Diana, Princess of Wales, dies in a car crash
The 31st of August 1997 AD
More than a decade after Diana’s death in Paris on August 31 1997 theories about how and why she died still emerge, some more credible than others, but none as credible as the simplest explanation: that Henri Paul the driver of her car was travelling at twice the legal speed limit, perhaps much more, in an attempt to evade chasing paparazzi; that Paul was posthumously found to have drunk heavily and taken anti-depressants shortly before the crash; and that foolishly, perhaps arrogantly, she (along with the other three occupants of the Mercedes) was not wearing a seat belt.
The intervention of the British security services has been suggested, but how they could have engineered the crash in the way that it did occur is very far from obvious, particularly given the last minute changes in route.

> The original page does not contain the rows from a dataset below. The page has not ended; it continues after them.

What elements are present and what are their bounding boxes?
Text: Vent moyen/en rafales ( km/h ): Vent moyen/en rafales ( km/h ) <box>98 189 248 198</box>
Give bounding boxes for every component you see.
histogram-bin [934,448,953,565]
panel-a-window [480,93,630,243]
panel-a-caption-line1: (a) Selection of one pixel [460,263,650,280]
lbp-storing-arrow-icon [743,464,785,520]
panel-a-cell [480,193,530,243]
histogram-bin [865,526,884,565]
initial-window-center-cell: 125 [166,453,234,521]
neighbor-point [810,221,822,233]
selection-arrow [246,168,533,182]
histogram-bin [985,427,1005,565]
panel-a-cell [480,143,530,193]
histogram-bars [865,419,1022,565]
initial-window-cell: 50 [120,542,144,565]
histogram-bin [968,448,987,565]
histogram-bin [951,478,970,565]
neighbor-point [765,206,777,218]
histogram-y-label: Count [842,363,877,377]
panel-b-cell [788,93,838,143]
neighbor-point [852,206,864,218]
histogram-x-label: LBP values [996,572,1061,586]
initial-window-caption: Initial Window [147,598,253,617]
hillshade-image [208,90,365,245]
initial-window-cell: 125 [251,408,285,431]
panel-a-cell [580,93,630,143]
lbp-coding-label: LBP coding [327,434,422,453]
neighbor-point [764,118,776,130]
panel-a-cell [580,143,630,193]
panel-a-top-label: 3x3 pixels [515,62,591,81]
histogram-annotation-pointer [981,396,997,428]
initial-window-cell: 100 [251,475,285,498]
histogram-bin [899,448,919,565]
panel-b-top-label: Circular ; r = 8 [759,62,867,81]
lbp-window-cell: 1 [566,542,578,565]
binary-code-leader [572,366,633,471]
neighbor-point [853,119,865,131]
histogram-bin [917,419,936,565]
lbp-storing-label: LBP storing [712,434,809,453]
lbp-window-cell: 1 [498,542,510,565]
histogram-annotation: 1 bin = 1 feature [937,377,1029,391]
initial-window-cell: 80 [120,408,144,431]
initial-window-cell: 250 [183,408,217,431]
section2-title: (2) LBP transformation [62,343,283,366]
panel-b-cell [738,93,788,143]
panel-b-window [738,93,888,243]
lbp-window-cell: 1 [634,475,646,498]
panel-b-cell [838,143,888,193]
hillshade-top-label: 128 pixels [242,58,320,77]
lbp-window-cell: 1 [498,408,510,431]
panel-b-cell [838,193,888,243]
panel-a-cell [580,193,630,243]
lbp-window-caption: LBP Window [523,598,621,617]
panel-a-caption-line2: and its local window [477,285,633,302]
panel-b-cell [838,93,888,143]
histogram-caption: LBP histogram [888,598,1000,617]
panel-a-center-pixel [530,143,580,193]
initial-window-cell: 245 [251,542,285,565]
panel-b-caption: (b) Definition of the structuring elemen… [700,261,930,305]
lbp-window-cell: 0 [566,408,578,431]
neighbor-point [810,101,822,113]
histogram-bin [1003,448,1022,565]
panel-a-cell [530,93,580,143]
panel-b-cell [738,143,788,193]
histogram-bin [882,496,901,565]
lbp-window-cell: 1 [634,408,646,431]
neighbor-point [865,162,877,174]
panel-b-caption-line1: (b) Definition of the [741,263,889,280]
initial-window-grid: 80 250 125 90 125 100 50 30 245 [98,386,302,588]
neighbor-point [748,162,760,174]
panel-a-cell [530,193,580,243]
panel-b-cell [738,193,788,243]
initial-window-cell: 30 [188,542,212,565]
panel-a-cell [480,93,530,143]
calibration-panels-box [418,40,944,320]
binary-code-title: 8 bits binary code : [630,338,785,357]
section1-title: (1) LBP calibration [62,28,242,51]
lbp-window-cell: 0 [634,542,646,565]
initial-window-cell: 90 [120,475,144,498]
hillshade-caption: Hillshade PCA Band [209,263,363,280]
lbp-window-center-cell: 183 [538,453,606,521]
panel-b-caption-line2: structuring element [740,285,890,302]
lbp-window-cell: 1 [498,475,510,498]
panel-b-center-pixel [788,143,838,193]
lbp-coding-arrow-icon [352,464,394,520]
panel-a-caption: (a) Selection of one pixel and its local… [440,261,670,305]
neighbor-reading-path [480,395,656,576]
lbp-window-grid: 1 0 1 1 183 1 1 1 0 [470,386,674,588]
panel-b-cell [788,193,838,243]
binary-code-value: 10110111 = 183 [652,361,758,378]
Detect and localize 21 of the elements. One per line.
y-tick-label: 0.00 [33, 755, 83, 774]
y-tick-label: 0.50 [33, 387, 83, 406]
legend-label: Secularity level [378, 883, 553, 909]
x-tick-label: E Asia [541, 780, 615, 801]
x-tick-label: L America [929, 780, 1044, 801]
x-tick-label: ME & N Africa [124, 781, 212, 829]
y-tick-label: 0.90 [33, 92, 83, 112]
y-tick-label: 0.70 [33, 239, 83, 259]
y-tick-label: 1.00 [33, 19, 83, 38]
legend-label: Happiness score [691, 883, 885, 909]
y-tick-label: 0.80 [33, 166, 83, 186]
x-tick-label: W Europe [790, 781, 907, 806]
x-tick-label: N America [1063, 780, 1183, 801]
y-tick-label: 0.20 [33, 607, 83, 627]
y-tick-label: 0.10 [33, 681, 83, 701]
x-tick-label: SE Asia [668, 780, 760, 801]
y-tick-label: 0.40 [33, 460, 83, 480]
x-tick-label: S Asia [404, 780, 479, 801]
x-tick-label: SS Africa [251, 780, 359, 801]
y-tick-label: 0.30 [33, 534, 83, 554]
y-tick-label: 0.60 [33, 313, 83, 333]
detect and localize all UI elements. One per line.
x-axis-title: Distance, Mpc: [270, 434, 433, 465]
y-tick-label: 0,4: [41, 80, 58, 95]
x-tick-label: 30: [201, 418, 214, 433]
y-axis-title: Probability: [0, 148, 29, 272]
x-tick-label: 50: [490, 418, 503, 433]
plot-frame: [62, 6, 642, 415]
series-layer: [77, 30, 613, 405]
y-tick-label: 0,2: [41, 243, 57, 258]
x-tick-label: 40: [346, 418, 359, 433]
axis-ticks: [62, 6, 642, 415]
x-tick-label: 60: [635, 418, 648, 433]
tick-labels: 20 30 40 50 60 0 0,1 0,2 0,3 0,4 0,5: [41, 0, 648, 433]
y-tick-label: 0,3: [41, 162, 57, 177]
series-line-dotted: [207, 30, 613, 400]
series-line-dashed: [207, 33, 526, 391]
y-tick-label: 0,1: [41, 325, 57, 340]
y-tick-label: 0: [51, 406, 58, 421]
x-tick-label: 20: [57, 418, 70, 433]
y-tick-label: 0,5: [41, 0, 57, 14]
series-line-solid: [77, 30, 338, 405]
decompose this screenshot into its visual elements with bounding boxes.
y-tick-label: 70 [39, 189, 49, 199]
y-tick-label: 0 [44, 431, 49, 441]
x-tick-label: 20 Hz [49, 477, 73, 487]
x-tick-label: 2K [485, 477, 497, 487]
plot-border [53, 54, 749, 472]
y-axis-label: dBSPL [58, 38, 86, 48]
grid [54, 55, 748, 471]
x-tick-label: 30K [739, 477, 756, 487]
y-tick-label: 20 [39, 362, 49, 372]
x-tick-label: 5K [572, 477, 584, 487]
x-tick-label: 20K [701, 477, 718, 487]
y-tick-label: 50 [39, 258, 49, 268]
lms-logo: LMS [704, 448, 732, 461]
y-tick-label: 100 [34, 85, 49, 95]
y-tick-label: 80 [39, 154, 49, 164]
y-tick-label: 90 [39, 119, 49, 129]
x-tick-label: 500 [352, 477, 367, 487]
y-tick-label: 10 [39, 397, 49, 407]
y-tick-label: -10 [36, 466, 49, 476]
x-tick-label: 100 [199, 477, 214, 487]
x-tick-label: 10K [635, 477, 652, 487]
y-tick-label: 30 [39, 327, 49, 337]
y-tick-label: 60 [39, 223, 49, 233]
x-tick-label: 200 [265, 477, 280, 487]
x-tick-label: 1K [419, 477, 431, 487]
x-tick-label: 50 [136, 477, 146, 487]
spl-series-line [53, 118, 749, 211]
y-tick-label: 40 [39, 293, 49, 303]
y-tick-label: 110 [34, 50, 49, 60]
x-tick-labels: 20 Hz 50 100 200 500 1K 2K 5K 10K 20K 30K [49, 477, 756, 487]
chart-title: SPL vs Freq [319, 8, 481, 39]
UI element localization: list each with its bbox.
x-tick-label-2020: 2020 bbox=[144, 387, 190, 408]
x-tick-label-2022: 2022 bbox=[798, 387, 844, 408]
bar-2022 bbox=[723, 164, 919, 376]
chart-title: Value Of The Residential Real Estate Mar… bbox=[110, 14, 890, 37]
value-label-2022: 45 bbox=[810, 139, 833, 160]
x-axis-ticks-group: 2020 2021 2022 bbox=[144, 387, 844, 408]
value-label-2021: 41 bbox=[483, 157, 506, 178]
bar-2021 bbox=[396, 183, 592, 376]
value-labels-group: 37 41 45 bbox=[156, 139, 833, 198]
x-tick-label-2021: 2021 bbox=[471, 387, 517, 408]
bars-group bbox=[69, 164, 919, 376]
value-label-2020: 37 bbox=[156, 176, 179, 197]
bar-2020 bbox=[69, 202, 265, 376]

Yet some of the facts surrounding the case do give room for conjecture – keeping some of our tabloid papers busy on an almost weekly basis to this day: the stopping of Diana 's ambulance just short of the hospital for about an hour strikes the layman as odd; the failure to find the driver of the mysterious white Fiat Uno said to have been involved in the crash; and the conflicting reports about the nature of the crash scene and Diana’s injuries.
Britain’s reaction to the tragedy was overwhelming, and to some spectators went well beyond what was merited; by a strange coincidence Mother Teresa of Calcutta had died the day before Princess Diana, her saintly life of continual service and poverty temporarily forgotten in the nation’s rush to grieve for the beautiful, vivacious and well-intentioned if extraordinarily privileged Princess.
The Royal family was severely battered by criticism after Diana’s death: the Queen initially seemed intent on remaining on holiday at Balmoral ; the acrimonious split and Prince Charles ’s supposed infidelities were remembered; idiotic matters of protocol regarding the flying of a flag over Buckingham Palace perplexed and annoyed ordinary people.
Diana’s funeral on September 6 1997 brought millions of mourners to central London to observe the strangely incongruous sight of Diana’s ex-husband following the funeral carriage, and the more poignant sight of her two young sons forced to do the same. Five years after her death the public’s esteem for Diana saw her voted as the third greatest Briton of all time, incredibly two places higher than Shakespeare , and though the rather un-British outpouring of grief at the time of her death and over-estimation of her impact on British life may now both seem somewhat excessive, the personal tragedy of the death of a good-hearted young mother so early in her life remains.